Hartmann asserts that in the "lead-up" to the Revolution Lord Dunmore issued a proclamation freeing slaves in Virginia. In fact, Dunmore issued his proclamation after the Revolution began and fighting had broken out, not in the "run-up" to it. In writing about history, it is important to get the chronology straight. Since British policy supported slavery and British policy was designed (however poorly) to keep the colonists in the Empire, it is hard to imagine why Hartmann would believe that before the Revolution the Royal Governor of Virginia would start freeing slaves.
The Constitution (as opposed to the Bill of Rights) protected slavery in many ways, through the Three-Fifths Clause, the Slave Trade Clause, the Domestic Insurrection Clause, the Fugitive Slave Clause and the amendment provisions. The Fifth Amendment protected slave property, as Chief Justice Taney says in Dred Scott (1857), but most of the rest of the Bill of Rights is not about slavery in any important ways.
Although Hartmann does not discuss this, race plays a big factor in why the Second Amendment was not designed to create an individual right to own guns. No one in 1789 would have imagined that the amendment prohibited the national government from disarming free blacks in the territories or the District of Columbia. The amendment merely prevented the national government from destroying the state militias. But, since the amendment did not apply to the states, they were all free to regulate firearms ownership, as they did. The U.S. Supreme Court has misunderstood this, but that only shows that Justices Scalia and Thomas are not really interested in original intent.
Finally, it is worth noting that the Bill of Rights was hardly the creation of Virginia or the slave-owning South. People in a number of states feared that the national government would abolish the state militias. Madison thought these fears were nonsense, since the national defense at that time rested on a "well-regulated militia." Thus he answered their concerns with the Second Amendment. He drafted an amendment to protect the right of the states to maintain their militias. Some other anti-federalists wanted a federal guarantee of a right to own weapons for hunting and self-defense and even a federal right to go fishing. Madison wisely ignored these demands and emphatically did not offer an individual right to own weapons.

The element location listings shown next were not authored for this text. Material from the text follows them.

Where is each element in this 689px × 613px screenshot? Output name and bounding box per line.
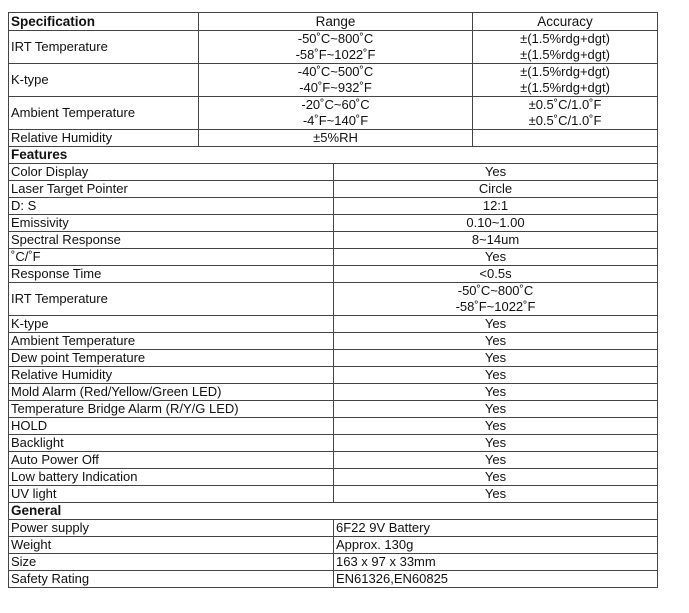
general-value: 163 x 97 x 33mm	[334, 554, 658, 571]
feature-row-auto-power-off	[9, 452, 658, 469]
features-title-row	[9, 147, 658, 164]
spec-row-relative-humidity	[9, 130, 658, 147]
feature-name: Ambient Temperature	[9, 333, 334, 350]
range-value	[199, 64, 473, 97]
feature-row-dew-point-temperature	[9, 350, 658, 367]
range-fahrenheit: -58˚F~1022˚F	[295, 47, 376, 62]
feature-row-unit-switch	[9, 249, 658, 266]
feature-value: Yes	[334, 367, 658, 384]
spec-name: Relative Humidity	[9, 130, 199, 147]
feature-name: D: S	[9, 198, 334, 215]
accuracy-line: ±(1.5%rdg+dgt)	[520, 31, 610, 46]
feature-row-irt-temperature	[9, 283, 658, 316]
feature-value: 8~14um	[334, 232, 658, 249]
feature-row-response-time	[9, 266, 658, 283]
feature-value: Circle	[334, 181, 658, 198]
spec-name: IRT Temperature	[9, 31, 199, 64]
feature-value: Yes	[334, 164, 658, 181]
feature-row-temperature-bridge-alarm	[9, 401, 658, 418]
general-row-power-supply	[9, 520, 658, 537]
feature-name: Low battery Indication	[9, 469, 334, 486]
range-value	[199, 97, 473, 130]
feature-name: Dew point Temperature	[9, 350, 334, 367]
feature-name: Spectral Response	[9, 232, 334, 249]
general-title-row	[9, 503, 658, 520]
feature-value: Yes	[334, 452, 658, 469]
range-celsius: -50˚C~800˚C	[297, 31, 374, 46]
feature-row-k-type	[9, 316, 658, 333]
header-specification: Specification	[9, 13, 199, 31]
feature-name: Mold Alarm (Red/Yellow/Green LED)	[9, 384, 334, 401]
general-title: General	[9, 503, 658, 520]
feature-name: Laser Target Pointer	[9, 181, 334, 198]
range-fahrenheit: -4˚F~140˚F	[302, 113, 369, 128]
feature-value: Yes	[334, 249, 658, 266]
spec-row-irt-temperature	[9, 31, 658, 64]
feature-value: Yes	[334, 384, 658, 401]
feature-row-ambient-temperature	[9, 333, 658, 350]
feature-row-mold-alarm	[9, 384, 658, 401]
general-name: Power supply	[9, 520, 334, 537]
feature-name: Emissivity	[9, 215, 334, 232]
feature-row-laser-target-pointer	[9, 181, 658, 198]
spec-row-ambient-temperature	[9, 97, 658, 130]
range-value	[199, 31, 473, 64]
feature-row-distance-spot	[9, 198, 658, 215]
general-row-weight	[9, 537, 658, 554]
spec-name: Ambient Temperature	[9, 97, 199, 130]
feature-name: HOLD	[9, 418, 334, 435]
spec-header-row	[9, 13, 658, 31]
feature-row-spectral-response	[9, 232, 658, 249]
accuracy-line: ±0.5˚C/1.0˚F	[528, 113, 602, 128]
accuracy-value	[473, 31, 658, 64]
accuracy-value	[473, 97, 658, 130]
feature-value: Yes	[334, 333, 658, 350]
feature-name: Temperature Bridge Alarm (R/Y/G LED)	[9, 401, 334, 418]
spec-row-k-type	[9, 64, 658, 97]
range-celsius: -40˚C~500˚C	[297, 64, 374, 79]
general-value: 6F22 9V Battery	[334, 520, 658, 537]
feature-row-uv-light	[9, 486, 658, 503]
feature-row-hold	[9, 418, 658, 435]
accuracy-value	[473, 130, 658, 147]
general-name: Size	[9, 554, 334, 571]
features-title: Features	[9, 147, 658, 164]
feature-name: IRT Temperature	[9, 283, 334, 316]
feature-name: ˚C/˚F	[9, 249, 334, 266]
accuracy-line: ±(1.5%rdg+dgt)	[520, 80, 610, 95]
feature-value: 0.10~1.00	[334, 215, 658, 232]
feature-value: Yes	[334, 316, 658, 333]
feature-value-fahrenheit: -58˚F~1022˚F	[455, 299, 536, 314]
general-name: Weight	[9, 537, 334, 554]
feature-value: Yes	[334, 435, 658, 452]
range-fahrenheit: -40˚F~932˚F	[299, 80, 372, 95]
feature-value: Yes	[334, 401, 658, 418]
general-row-size	[9, 554, 658, 571]
feature-value: Yes	[334, 469, 658, 486]
feature-row-color-display	[9, 164, 658, 181]
feature-value: Yes	[334, 350, 658, 367]
feature-value	[334, 283, 658, 316]
feature-value: 12:1	[334, 198, 658, 215]
feature-name: Auto Power Off	[9, 452, 334, 469]
spec-table	[8, 12, 658, 588]
accuracy-line: ±0.5˚C/1.0˚F	[528, 97, 602, 112]
header-accuracy: Accuracy	[473, 13, 658, 31]
feature-name: Relative Humidity	[9, 367, 334, 384]
feature-name: Backlight	[9, 435, 334, 452]
feature-row-emissivity	[9, 215, 658, 232]
feature-value-celsius: -50˚C~800˚C	[457, 283, 534, 298]
feature-name: K-type	[9, 316, 334, 333]
feature-name: Color Display	[9, 164, 334, 181]
accuracy-line: ±(1.5%rdg+dgt)	[520, 64, 610, 79]
feature-value: <0.5s	[334, 266, 658, 283]
general-value: EN61326,EN60825	[334, 571, 658, 588]
general-name: Safety Rating	[9, 571, 334, 588]
range-celsius: -20˚C~60˚C	[301, 97, 370, 112]
range-value: ±5%RH	[199, 130, 473, 147]
accuracy-value	[473, 64, 658, 97]
header-range: Range	[199, 13, 473, 31]
accuracy-line: ±(1.5%rdg+dgt)	[520, 47, 610, 62]
feature-row-low-battery-indication	[9, 469, 658, 486]
feature-row-backlight	[9, 435, 658, 452]
general-row-safety-rating	[9, 571, 658, 588]
feature-row-relative-humidity	[9, 367, 658, 384]
feature-value: Yes	[334, 486, 658, 503]
feature-name: UV light	[9, 486, 334, 503]
feature-name: Response Time	[9, 266, 334, 283]
spec-name: K-type	[9, 64, 199, 97]
general-value: Approx. 130g	[334, 537, 658, 554]
feature-value: Yes	[334, 418, 658, 435]
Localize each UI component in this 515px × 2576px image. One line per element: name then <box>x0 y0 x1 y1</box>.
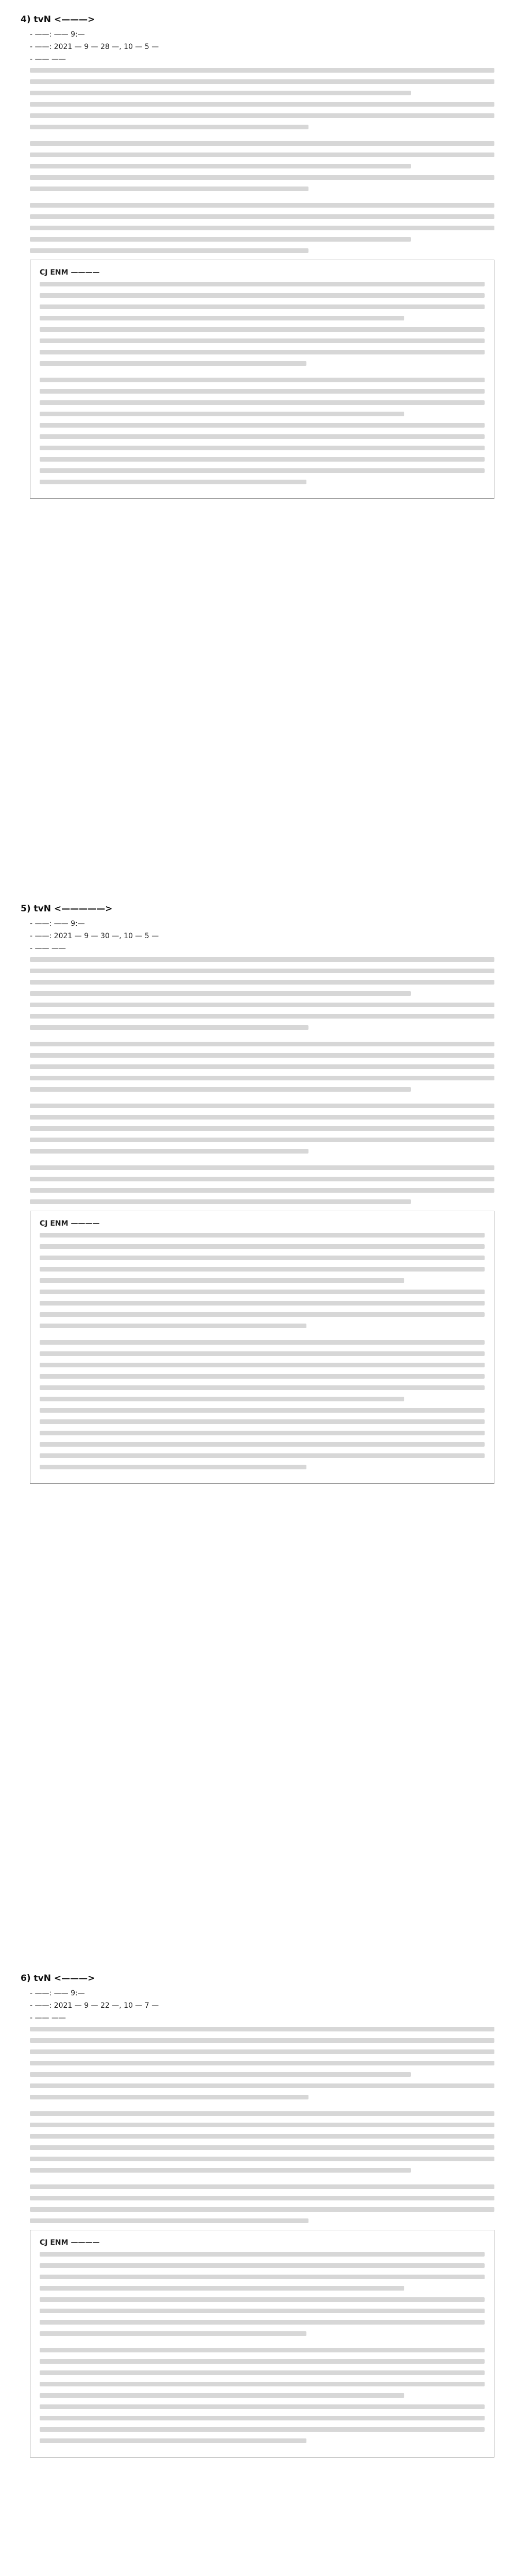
summary-text <box>30 957 494 1204</box>
cj-enm-box <box>30 2230 494 2458</box>
meta-date: - ——: 2021 — 9 — 30 —, 10 — 5 — <box>30 932 159 940</box>
summary-text <box>30 68 494 253</box>
meta-time: - ——: —— 9:— <box>30 30 85 39</box>
section-6 <box>21 1973 494 2576</box>
section-title: 4) tvN <———> <box>21 14 95 25</box>
meta-time: - ——: —— 9:— <box>30 1989 85 1997</box>
cj-enm-box <box>30 1211 494 1484</box>
section-title: 5) tvN <—————> <box>21 904 113 914</box>
meta-summary-label: - —— —— <box>30 55 66 63</box>
section-4 <box>21 14 494 885</box>
section-title: 6) tvN <———> <box>21 1973 95 1984</box>
meta-date: - ——: 2021 — 9 — 22 —, 10 — 7 — <box>30 2002 159 2010</box>
box-title: CJ ENM ———— <box>40 268 100 277</box>
box-title: CJ ENM ———— <box>40 1219 100 1228</box>
section-5 <box>21 904 494 1955</box>
box-title: CJ ENM ———— <box>40 2239 100 2247</box>
meta-date: - ——: 2021 — 9 — 28 —, 10 — 5 — <box>30 43 159 51</box>
meta-summary-label: - —— —— <box>30 2014 66 2022</box>
meta-time: - ——: —— 9:— <box>30 920 85 928</box>
cj-enm-box <box>30 260 494 499</box>
summary-text <box>30 2027 494 2223</box>
meta-summary-label: - —— —— <box>30 944 66 953</box>
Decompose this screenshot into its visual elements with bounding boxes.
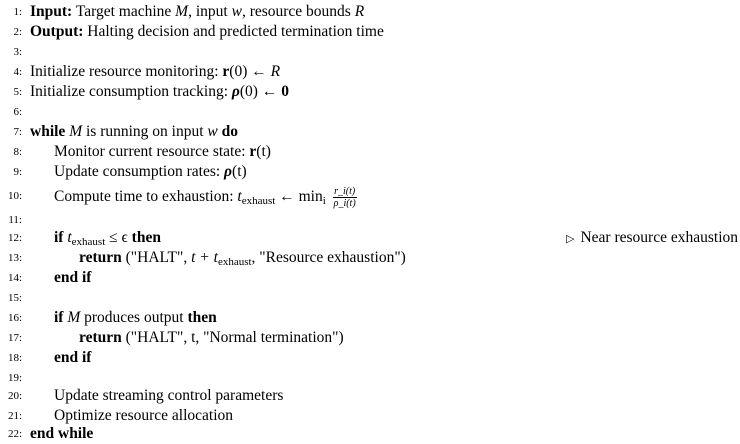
algo-line-19 <box>0 368 740 388</box>
line-number: 2: <box>13 26 22 38</box>
algo-line-12: 12: if $t_{exhaust} \le \epsilon$ then ▷ Near resource exhaustion <box>0 228 740 248</box>
line-number: 14: <box>7 272 22 284</box>
line-number: 19: <box>7 372 22 384</box>
line-number: 11: <box>8 214 22 226</box>
line-number: 21: <box>7 410 22 422</box>
line-number: 18: <box>7 352 22 364</box>
algo-line-13: 13: return ("HALT", $t + t_{exhaust}$, "Resource exhaustion") <box>0 248 740 268</box>
line-number: 4: <box>13 66 22 78</box>
line-number: 13: <box>7 252 22 264</box>
algo-line-11 <box>0 210 740 230</box>
line-number: 20: <box>7 390 22 402</box>
algo-line-17: 17: return ("HALT", t, "Normal termination") <box>0 328 740 348</box>
algo-line-4: 4: Initialize resource monitoring: r(0) ← R <box>0 62 740 82</box>
algo-line-16: 16: if M produces output then <box>0 308 740 328</box>
line-number: 8: <box>13 146 22 158</box>
line-number: 10: <box>7 190 22 202</box>
algo-line-6 <box>0 102 740 122</box>
line-number: 1: <box>13 6 22 18</box>
line-number: 5: <box>13 86 22 98</box>
algo-line-20: 20: Update streaming control parameters <box>0 386 740 406</box>
algo-line-2: 2: Output: Halting decision and predicted termination time <box>0 22 740 42</box>
line-number: 7: <box>13 126 22 138</box>
line-number: 3: <box>13 46 22 58</box>
line-number: 12: <box>7 232 22 244</box>
algo-line-8: 8: Monitor current resource state: r(t) <box>0 142 740 162</box>
algo-line-22: 22: end while <box>0 424 740 444</box>
input-keyword: Input: <box>30 3 73 20</box>
output-keyword: Output: <box>30 23 84 40</box>
line-number: 17: <box>7 332 22 344</box>
algo-line-1: 1: Input: Target machine M, input w, resource bounds R <box>0 2 740 22</box>
algo-line-10: 10: Compute time to exhaustion: $t_{exhaust}$ ← $\min_i$ $\frac{r\_i(t)}{\rho\_i(t)}$ <box>0 186 740 206</box>
line-number: 22: <box>7 428 22 440</box>
algo-line-5: 5: Initialize consumption tracking: ρ(0) ← 0 <box>0 82 740 102</box>
algo-comment: ▷ Near resource exhaustion <box>566 229 738 246</box>
comment-triangle-icon: ▷ <box>566 233 575 245</box>
line-number: 6: <box>13 106 22 118</box>
algo-line-9: 9: Update consumption rates: ρ(t) <box>0 162 740 182</box>
line-number: 16: <box>7 312 22 324</box>
algo-line-7: 7: while M is running on input w do <box>0 122 740 142</box>
line-number: 9: <box>13 166 22 178</box>
algo-line-15 <box>0 288 740 308</box>
fraction: $\frac{r\_i(t)}{\rho\_i(t)}$ <box>333 186 356 209</box>
line-number: 15: <box>7 292 22 304</box>
algo-line-18: 18: end if <box>0 348 740 368</box>
algo-line-3 <box>0 42 740 62</box>
algo-line-21: 21: Optimize resource allocation <box>0 406 740 426</box>
algo-line-14: 14: end if <box>0 268 740 288</box>
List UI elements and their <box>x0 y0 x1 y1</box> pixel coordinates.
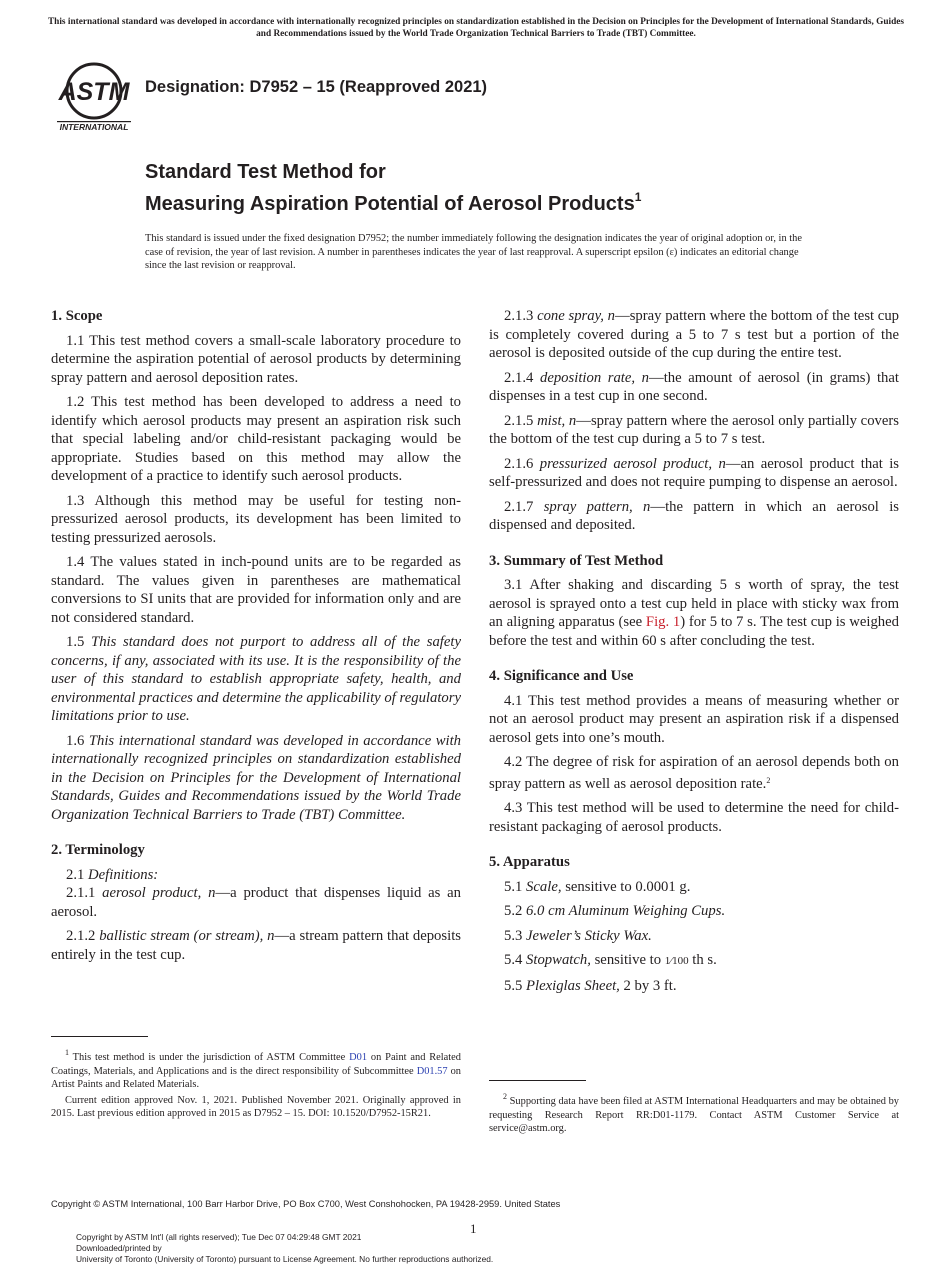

The Second Amendment and the military clauses in Article I allowed the state to train their militias. This turned out to be important, because in the 1850s Massachusetts, Ohio and a few other Northern states increased appropriations for their militias and beefed up their training. In 1861 the Massachusetts militia would be the first to reach Washington, D.C., to protect the national capitol and help preserve the Union. Later in the Civil War, the Bay State would organize the 54th Massachusetts Regiment -- the "Glory Brigade" -- made up of free blacks and fugitive slaves from all over the North.
I am sure I agree with Hartmann about many aspects of public policy and the need for significant and reasonable firearms regulation. I suspect he might agree with my writings on the pro-slavery aspects of the Constitution. But, sadly, good public policy will not be helped by constructing a factually incorrect and misleading history of the Second Amendment that does not exist, writing about slave rebellions that never happened and totally misunderstanding the nature of the ratification of the Constitution and the Bill of Rights.
Paul Finkelman, Ph.D., is the President William McKinley Distinguished Professor of Law and Public Policy at Albany Law School. He is the author of more than 40 books, including Slavery and the Founders: Race and Liberty in the Age of Jefferson and recently published an op-ed in the New York Times on Thomas Jefferson and slavery entitled "The Monster of Monticello."